One piece that isn't clear to me is how do you plan to instantiate and
program this table. Is it a new static bpf map that is created any time we see
the redirect command? I think this would be preferred.

> 
>> I'm not worried about the DROP case, I agree that is fine (as you also
>> say).  The problem is unintentionally sending a packet to a wrong
>> ifindex.  This is clearly an eBPF program error, BUT with XDP this
>> becomes a very hard to debug program error.  With TC-redirect/cls_bpf
>> we can tcpdump the packets, with XDP there is no visibility into this
>> happening (the NSA is going to love this "feature").  Maybe we could add
>> yet-another tracepoint to allow debugging this.  My proposal that we
>> simply remove the possibility for such program errors, by as you say
>> move the validation from run-time into static insertion-time, via a
>> port table.
> 
> I think lack of tcpdump-like debugging in xdp is a separate issue.
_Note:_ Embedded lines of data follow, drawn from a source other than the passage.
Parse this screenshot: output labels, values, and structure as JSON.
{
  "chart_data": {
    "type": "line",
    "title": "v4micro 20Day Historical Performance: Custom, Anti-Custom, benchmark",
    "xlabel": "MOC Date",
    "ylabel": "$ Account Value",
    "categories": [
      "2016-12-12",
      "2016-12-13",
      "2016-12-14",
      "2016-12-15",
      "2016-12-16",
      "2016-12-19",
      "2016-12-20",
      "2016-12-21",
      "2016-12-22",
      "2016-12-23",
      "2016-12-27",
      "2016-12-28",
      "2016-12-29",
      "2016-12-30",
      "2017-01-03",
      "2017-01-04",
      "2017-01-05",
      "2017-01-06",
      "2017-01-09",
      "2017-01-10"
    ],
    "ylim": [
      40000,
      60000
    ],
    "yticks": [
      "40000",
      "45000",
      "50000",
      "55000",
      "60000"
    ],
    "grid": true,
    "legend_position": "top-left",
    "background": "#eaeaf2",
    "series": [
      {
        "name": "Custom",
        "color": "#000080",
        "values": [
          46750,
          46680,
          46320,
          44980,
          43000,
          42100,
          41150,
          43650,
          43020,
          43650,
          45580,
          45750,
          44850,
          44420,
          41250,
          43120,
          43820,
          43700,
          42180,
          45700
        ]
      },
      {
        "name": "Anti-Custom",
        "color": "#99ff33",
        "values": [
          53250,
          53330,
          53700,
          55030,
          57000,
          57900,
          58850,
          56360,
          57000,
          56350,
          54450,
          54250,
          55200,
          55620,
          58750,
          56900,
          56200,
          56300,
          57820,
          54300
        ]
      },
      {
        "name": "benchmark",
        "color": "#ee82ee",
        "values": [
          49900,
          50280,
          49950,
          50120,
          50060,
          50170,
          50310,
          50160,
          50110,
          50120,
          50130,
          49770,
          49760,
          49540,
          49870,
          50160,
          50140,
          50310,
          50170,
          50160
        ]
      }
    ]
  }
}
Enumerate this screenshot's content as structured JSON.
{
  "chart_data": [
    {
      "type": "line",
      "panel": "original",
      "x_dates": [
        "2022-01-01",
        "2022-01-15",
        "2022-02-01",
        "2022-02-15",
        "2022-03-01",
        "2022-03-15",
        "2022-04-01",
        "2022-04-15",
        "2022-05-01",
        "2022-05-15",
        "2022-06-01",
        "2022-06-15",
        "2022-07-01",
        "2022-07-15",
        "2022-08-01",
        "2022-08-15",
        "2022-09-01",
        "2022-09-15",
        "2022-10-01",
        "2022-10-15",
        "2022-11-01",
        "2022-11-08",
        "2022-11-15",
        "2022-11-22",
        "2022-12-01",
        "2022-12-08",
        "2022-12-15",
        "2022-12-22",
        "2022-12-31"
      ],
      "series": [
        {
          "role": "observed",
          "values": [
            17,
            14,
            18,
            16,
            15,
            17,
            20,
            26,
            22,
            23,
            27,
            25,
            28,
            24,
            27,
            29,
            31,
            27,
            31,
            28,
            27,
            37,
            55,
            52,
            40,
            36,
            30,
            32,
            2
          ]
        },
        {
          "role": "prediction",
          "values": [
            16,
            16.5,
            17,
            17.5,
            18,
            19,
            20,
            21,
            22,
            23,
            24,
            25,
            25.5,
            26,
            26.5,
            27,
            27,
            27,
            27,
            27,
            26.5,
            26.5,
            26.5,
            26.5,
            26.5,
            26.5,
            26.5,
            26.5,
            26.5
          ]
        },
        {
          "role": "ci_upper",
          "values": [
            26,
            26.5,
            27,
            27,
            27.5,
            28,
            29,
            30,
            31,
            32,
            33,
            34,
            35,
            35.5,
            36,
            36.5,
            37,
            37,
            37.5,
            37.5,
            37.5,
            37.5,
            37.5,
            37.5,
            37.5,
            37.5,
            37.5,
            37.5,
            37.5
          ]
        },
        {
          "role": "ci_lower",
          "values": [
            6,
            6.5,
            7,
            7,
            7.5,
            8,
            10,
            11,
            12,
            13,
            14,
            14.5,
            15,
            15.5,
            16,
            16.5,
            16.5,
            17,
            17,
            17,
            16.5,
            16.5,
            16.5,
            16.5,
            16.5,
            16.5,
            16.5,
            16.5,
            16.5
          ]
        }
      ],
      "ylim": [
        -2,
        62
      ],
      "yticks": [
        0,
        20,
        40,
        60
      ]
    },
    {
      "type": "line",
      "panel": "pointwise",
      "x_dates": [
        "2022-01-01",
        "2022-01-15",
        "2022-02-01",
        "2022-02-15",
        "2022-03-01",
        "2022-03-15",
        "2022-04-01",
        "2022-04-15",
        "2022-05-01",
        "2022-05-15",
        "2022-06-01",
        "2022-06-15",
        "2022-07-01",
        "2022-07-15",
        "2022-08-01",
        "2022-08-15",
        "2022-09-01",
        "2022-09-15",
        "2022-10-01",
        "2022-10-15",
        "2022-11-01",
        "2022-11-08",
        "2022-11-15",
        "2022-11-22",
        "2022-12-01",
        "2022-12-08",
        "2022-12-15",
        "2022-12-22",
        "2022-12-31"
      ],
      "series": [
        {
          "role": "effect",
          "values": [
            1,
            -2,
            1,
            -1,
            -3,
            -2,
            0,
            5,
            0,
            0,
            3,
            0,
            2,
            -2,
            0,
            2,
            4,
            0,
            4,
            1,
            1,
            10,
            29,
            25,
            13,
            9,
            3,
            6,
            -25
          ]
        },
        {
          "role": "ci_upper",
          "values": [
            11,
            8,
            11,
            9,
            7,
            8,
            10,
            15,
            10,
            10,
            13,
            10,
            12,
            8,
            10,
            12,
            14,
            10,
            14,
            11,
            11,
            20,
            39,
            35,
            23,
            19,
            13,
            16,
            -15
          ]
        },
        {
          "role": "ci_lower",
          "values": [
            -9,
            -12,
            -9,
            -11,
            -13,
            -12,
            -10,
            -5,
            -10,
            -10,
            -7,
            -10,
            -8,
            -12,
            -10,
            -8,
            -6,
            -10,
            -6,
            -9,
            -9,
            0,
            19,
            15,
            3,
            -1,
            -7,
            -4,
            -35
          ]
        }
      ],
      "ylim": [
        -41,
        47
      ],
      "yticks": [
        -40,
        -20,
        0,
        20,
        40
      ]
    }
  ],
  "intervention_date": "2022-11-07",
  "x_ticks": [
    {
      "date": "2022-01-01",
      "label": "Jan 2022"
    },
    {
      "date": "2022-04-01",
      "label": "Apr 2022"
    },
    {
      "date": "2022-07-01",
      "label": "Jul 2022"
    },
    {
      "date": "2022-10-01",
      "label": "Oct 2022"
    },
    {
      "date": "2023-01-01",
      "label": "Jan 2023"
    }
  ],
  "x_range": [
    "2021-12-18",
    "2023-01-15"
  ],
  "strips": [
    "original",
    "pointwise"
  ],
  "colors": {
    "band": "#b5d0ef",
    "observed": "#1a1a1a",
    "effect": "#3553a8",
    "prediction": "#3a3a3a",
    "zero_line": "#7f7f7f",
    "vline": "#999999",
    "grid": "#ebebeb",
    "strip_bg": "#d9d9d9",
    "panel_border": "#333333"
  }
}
> As I was saying in the other thread we have trivial 'xdpdump' kern+user
> app that emits pcap file, but it's too specific to how we use
> tail_calls+prog_array in our xdp setup. I'm working on the program
> chaining that will be generic and allow us transparently add multiple
> xdp or tc progs to the same attachment point and will allow us to
> do 'xdpdump' at any point of this pipeline, so debugging of what
> happened to the packet will be easier and done in the same way
> for both tc and xdp.
> btw in our experience working with both tc and xdp the tc+bpf was
> actually harder to use and more bug prone.
> 

Nice, the tcpdump-like debugging looks interesting.